Urban female informal labourers face harsh weather, whether working in marketplaces, streets, construction sites, landfills, or even their employers’ homes. Due to their occupational settings, these casual-wage workers — street vendors, paid domestic helpers, construction workers, and sanitation workers — are vulnerable to climatic extremes, reports the International Labour Organization (‘Work in a Changing Climate’). The situation worsens with energy poverty — living without cooling facilities such as ventilated spaces, fans, air conditioners, or coolers. Greenery and other natural forms of cooling are also becoming increasingly unavailable for public consumption in dense urban areas. Furthermore, water scarcity and power fluctuations raise the challenge of being hydrated and staying comfortable.

The situation in rural India is equally severe. Consider the daily routine of a woman in a heatwave-affected rural area: she begins her morning cooking using biomass over a hot stove, bearing the brunt of ensuing disease burden. Since 56.8% of rural Indian families cook on biomass (NFHS-5), acknowledging the extent of this public health hazard is essential. Women’s days also involve longer working hours under heat stress. If she does home-based work inside the living area with asbestos or tin roofing, temperatures could become unbearable, making labour increasingly unsafe. Also, if she faces restrictive gender norms on mobility and clothing, she could be forced to stay indoors and follow dressing styles that are not heat friendly. Conversely, if she works outdoors in the field, MGNREGA, for example, it is under the scorching sun. Additionally, prolonged exposure to heatwaves adversely affects crop yields; for poor rural women, heat may decide whether they live in hunger and poverty or not.

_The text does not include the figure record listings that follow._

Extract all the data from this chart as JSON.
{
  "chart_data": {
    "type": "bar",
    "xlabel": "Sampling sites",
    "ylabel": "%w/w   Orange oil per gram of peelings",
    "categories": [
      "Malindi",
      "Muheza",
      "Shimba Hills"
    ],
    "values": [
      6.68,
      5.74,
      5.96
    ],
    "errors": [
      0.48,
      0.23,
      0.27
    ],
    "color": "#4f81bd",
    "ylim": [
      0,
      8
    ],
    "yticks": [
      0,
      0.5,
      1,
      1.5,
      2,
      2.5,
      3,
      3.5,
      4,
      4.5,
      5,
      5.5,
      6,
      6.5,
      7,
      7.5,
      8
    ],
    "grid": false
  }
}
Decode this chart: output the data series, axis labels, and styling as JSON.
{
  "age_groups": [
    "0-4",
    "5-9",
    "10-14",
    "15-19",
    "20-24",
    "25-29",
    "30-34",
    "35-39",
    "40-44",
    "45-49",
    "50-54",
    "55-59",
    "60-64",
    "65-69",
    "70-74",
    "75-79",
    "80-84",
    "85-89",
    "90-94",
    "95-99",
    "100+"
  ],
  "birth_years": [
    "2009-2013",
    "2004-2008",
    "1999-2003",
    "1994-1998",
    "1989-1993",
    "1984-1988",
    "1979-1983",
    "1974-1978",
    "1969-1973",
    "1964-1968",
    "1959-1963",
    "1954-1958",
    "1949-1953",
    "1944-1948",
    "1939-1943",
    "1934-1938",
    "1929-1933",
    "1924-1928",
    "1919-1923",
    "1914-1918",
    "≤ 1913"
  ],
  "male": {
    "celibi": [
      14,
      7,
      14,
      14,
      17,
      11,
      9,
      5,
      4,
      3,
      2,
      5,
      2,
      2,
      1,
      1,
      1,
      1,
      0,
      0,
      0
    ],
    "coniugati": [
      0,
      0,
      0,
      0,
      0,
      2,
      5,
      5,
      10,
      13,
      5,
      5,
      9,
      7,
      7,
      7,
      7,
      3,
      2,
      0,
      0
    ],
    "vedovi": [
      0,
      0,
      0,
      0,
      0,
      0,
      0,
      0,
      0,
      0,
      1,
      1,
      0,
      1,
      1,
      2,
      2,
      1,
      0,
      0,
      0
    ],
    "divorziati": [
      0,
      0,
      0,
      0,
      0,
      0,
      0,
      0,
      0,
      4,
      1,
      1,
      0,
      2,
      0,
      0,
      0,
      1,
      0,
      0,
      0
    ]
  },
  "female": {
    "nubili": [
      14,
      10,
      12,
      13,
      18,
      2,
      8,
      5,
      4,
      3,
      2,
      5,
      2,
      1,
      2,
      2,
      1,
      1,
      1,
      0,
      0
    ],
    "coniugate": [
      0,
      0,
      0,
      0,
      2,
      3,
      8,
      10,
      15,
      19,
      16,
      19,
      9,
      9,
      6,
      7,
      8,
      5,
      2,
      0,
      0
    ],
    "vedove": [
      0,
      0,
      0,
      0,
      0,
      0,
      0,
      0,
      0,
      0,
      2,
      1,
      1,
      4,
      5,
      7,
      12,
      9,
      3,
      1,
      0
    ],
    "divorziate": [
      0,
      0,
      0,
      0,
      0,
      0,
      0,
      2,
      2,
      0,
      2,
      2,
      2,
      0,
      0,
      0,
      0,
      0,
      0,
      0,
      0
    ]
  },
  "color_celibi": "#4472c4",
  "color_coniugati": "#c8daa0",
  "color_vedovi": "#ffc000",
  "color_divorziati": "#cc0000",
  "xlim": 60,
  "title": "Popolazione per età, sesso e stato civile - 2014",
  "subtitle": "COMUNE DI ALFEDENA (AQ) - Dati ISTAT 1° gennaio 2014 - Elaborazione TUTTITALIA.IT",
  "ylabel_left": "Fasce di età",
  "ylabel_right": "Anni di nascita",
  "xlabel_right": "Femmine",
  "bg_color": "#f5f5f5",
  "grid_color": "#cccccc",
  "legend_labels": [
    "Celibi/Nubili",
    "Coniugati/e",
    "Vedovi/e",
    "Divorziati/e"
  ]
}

The incidence of heat-related diseases is also on the rise with increasing temperature. Heat stress puts the body under a great deal of strain, making it harder for it to regulate its temperature, leading to several illnesses, including heat cramps, severe heat stroke, and hyperthermia. Women are at greater risk because of their physiological makeup — their body fat percentage and water content levels affect heat tolerance and hydration, while hormonal changes associated with menstrual cycles and pregnancy affect body temperature regulation. Women have a dual burden from heat-related health issues since they are more susceptible to its effects and also shoulder majority of the care-giving responsibility that follows. Additionally, heat stress has a pronounced impact on maternal and child health. The data on heat strain’s effects translating to a rise in preterm delivery, miscarriage, and stillbirths is especially worrying in India, given its higher maternal mortality rates.

The burden on women becomes evident as India grapples with soaring temperatures. Millions continue to face worse heat-related losses, with no respite in sight. Strengthening their resilience to heat strain is the need of the hour — climate-friendly urban planning, development of and access to sustainable cooling technologies, fair division of care work, and public provisioning of essential services should be our immediate concerns. And we cannot talk about adaptation and resilience without addressing the social power gradient that determines women’s capacity to face the crisis we are experiencing.